China Petroleum Engineering & Construction Company will work to increase capacity by 40 per cent by adding a 400 million standard cubic feet per day greenfield gas processing plant equipped with two trains, with 200 million cf/d capacity each.

CPECC would be responsible for "all the construction, installation and the site works for the plant", Basrah Gas Company managing director Frits Klap said in a statement posted on Chinese state agency Xinhua.

Iraq, Opec’s second-biggest oil producer, has a gas output of around 1 billion cf/d, of which nearly three-fourths are flared, due to inadequate infrastructure to process the by-product gas from the southern fields.

Baghdad has been approaching energy majors and service companies to reduce the gas flaring, which has cost its economy billions in lost revenue. Gas flared could instead be used to meet domestic power generation needs, or for export.

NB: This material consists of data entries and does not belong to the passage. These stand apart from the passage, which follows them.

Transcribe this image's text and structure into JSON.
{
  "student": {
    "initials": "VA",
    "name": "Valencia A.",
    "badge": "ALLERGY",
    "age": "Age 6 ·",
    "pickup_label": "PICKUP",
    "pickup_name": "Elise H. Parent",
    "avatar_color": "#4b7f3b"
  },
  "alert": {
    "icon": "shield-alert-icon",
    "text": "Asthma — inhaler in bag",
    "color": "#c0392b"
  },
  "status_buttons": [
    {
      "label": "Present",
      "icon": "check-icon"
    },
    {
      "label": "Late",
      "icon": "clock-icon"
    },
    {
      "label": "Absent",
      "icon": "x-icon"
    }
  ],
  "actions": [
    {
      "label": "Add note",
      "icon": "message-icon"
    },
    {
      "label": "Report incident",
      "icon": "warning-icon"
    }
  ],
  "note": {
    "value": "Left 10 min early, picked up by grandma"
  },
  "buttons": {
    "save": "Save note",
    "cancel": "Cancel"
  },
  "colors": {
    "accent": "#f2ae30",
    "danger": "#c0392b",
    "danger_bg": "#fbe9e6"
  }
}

An estimate by German industrial company Siemens, which is engaged in the Iraqi power sector, stated the country could save around $5.2 billion over the next four years by reducing gas flared from its fields.

The planned NGL facility will be built in the Ar-Ratawi area, west of Basrah, and is scheduled for completion by the end of 2020. Apart from reducing gas flaring, the project will increase the supply of dry gas and increase export capacity.

The contract to CPECC follows a decision earlier this month by Shell Iraq to increase capacity by 40 per cent with the consensus of other partners in its JV –Iraq's South Gas Company, Shell and Japan's Mitsubishi.

The programme will process gas flared from the southern fields of Rumaila, West Qurna 1 and Zubair, to dry gas for power generation as well as into liquids for domestic use and export.